In effetti il tempo presente vede grandi e piccini immersi in uno scenario di vita che trabocca di schermi di ogni tipo, perennemente accesi.
Televisione, computer, internet , tablet consentono con un semplice tocco di mano l'accesso a momenti di svago e divertimento, colgono con immediatezza lo sguardo dei bambini e riescono a conservarlo per lunghi tempi, creano insomma una consuetudine che piace e attrae ma che spesso alimenta stili di vita di passiva inerzia.
Lo stesso cellulare è diventato per i bambini, anche molto piccoli, il compagno che è a portata di mano, che non rifiuta il cartone animato preferito, che consola nei momenti di noia o di tristezza. Le piccole mani di un bambino si muovono con agilità e perizia sullo schermo e riescono a svolgere diverse attività: giocare, ascoltare musica, partecipare allo svolgimento di una storia...

 

Risposte veloci e tempo lento


Il presente è fatto di comunicazioni che della velocità fanno il loro valore. In effetti la prontezza nel corrispondere fa delle nuove tecnologie un oggetto gradito che accompagna la vita quotidiana di ognuno di noi, ma ci dobbiamo ricordare cosa il bambino ci chiede :"Vorrei un tempo lento lento lento... per una vita tutta intera intera intera ..." potrebbe essere questo un leit motiv che incoraggia la nostra riflessione di adulti impegnati nella responsabilità di crescere un bambino.
Ma ... c'è un ma a tutto questo scenario di 'accompagnamento' affettivo e cognitivo, perché le nuove tecnologie non consentono RELAZIONE , non consentono quel contatto con l'altro che invece attraverso emozioni, legami, vissuti 'faccia a faccia' apre alle amicizie. agli scambi, insomma apre alla parola, al corrispondere, al sentirsi insieme.
Ecco perché ci sembra utile richiamare l'attenzione dei genitori a riprendere tempo e spazio per stare accanto, stare in relazione con il proprio bambino.

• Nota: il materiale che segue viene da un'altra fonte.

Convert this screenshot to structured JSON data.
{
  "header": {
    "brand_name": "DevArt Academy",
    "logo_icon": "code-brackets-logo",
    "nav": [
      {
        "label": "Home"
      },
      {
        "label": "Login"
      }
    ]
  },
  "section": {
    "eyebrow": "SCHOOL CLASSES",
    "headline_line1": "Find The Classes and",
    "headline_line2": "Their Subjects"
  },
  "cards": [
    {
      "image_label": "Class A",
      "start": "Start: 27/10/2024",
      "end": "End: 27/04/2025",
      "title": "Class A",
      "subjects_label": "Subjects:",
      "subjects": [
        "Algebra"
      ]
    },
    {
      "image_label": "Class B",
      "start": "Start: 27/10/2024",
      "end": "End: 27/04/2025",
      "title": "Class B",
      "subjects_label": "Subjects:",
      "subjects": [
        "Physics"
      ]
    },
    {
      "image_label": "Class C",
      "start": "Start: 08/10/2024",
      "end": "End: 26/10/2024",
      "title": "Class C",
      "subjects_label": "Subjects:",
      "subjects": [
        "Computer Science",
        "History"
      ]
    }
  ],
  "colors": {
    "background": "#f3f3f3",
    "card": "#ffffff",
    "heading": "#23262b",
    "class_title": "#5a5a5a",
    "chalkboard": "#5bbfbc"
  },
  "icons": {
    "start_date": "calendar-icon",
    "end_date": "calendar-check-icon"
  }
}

Un libro, la voce, l'immaginazione


Riprendere il dialogo, riscoprire la propria voce che racconta, tessere il filo del "C'era una volta"  sono esperienze che creano momenti di 'magico incanto' dal punto di vista educativo.
Guardare e riguardare le immagini di un libro, sentire la voce che racconta, ripercorrere insieme apre il cuore e la mente verso altri mondi, dove l'immaginazione riprende il suo spazio e consente al bambino di scoprire e conoscere, di vedere altro per nutrirsi di esperienze che lo vedono agire e interagire con le sue energie, le sue risorse, le sue attitudini.
Da qui un invito a lasciare da parte, almeno per un momento ogni giorno, la frenesia dell'attimo per l'attimo in modo da poter riscoprire il piacere di assaporare la parola che ci consente di parlare per comprendersi e riconoscersi negli affetti, nelle emozioni, nelle fantasie.